Lake Sammamish State Park Expansion

Washington State Parks has been at work for years with numerous partners and hundreds of volunteers to restore natural conditions in and around Issaquah Creek – one of the region’s watersheds most heavily impacted by human encroachment. That effort got a huge and unexpected boost this year, when Lakeside Industries, a local, family-owned company, decided to donate five acres of land along Issaquah Creek, adjacent to Lake Sammamish State Park. This incredible donation, which includes nearly a quarter-mile of the Creek, became the newest part of Lake Sammamish State Park and brought a crucial stretch of creek and salmon habitat into active restoration.

Tree Planting Celebrations

What a day on October 20, 2018 at the Greenway Trust’s annual Tree-Planting Celebration! 175 volunteers began a new urban forest, from digging holes, to moving mulch, to planting trees… and at the end of the day, 1,144 new native trees were taking root at Luther Burbank Park. We celebrated a decade of creating a greener community with Carter Subaru, who have now planted 175,000 trees in partnership with an army of mud-loving Greenway volunteers. This was an especially festive gathering, as we also celebrated Mercer Island’s designation as a Tree City USA. This recognizes the city’s leadership in urban forest stewardship and long-term ongoing commitment to increasing urban tree cover, which means cleaner air and healthier conditions for all of us.

Ballinger Open Space

Ring the bell again for Carter Subaru! In another effort with a city partner, Carter has teamed up with the city of Shoreline to restore Ballinger Open Space, an underutilized, 2.6-acre open space in an under-parked area of the city. In an exciting enhancement, the Ballinger Open Space is one of the first pilot sites in the nation for City Forest Carbon Plus Credits, thanks to an investment by Bank of America. These voluntary carbon credits can help fund urban forest restoration, giving us a creative new tool to combat climate change by protecting and restoring green space in our communities.

Trailhead Direct

Transit to trails got a much-needed expansion this year, as a broad alliance of partners worked quickly to address the growing challenge of congestion at popular trailheads. King County Metro deployed a major expansion of its Trailhead Direct program in its second pilot season, serving the Issaquah Alps, Mt. Si, and popular Mailbox Peak. The expansion included access originating at light rail stations in Seattle, answering surging demand from in-city hikers without cars, or those who wish to leave their cars at home.
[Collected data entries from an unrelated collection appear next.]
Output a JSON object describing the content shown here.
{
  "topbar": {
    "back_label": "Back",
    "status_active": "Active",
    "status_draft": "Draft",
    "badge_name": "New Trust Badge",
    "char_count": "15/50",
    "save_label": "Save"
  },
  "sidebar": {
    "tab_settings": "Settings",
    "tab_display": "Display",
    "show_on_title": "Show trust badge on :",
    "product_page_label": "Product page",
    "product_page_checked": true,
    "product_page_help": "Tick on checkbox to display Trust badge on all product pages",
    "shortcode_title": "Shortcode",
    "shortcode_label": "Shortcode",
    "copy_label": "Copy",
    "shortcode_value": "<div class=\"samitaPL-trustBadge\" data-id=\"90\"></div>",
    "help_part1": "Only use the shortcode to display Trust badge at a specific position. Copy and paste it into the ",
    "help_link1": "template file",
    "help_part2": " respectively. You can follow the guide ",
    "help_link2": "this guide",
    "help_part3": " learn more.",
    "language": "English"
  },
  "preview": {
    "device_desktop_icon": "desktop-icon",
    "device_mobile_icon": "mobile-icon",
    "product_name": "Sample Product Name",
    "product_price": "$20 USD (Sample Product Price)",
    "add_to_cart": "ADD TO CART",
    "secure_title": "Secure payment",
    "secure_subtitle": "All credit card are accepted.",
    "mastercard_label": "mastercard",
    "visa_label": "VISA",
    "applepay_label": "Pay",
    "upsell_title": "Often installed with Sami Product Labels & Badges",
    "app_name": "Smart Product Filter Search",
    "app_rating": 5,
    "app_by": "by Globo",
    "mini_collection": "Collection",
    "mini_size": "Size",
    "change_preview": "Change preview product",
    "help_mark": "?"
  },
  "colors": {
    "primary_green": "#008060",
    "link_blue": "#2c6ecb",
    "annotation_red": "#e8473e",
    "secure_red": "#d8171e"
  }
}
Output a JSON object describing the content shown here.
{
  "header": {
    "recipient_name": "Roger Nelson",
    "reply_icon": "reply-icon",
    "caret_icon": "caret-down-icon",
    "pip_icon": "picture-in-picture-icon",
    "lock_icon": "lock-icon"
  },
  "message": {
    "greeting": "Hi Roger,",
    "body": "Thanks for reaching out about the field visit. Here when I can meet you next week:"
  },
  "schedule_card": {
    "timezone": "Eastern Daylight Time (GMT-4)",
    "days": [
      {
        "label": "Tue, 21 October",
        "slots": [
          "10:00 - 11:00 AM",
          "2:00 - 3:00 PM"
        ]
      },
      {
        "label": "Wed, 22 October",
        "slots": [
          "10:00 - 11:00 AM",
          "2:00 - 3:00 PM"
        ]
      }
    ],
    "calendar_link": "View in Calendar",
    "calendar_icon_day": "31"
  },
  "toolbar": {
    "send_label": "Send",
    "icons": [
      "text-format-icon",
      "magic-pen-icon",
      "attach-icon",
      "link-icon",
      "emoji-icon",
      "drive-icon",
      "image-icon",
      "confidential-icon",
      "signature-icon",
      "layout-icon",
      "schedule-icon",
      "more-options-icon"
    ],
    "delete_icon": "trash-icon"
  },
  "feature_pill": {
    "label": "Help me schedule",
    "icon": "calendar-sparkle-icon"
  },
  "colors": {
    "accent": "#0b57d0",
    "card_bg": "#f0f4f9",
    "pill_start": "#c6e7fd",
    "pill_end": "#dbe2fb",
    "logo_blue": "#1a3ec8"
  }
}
Cleanwater Ambassador Internship

And finally – the Greenway Trust partners with King County Wastewater Treatment Division to offer an intensive 6-week summer internship for ten high school students. These young women and men, who were selected from more than 200 applicants, spent the summer learning all they could about local water management from various experts, and contributing to improving the resource through their own field work and data collection. The program incorporates a focus on mentorship and career exploration, and with the quality of this year’s class, we believe we’re seeing some of our future conservation leaders, who will make sure that achievements like all of these we celebrate tonight continue and grow in the coming years.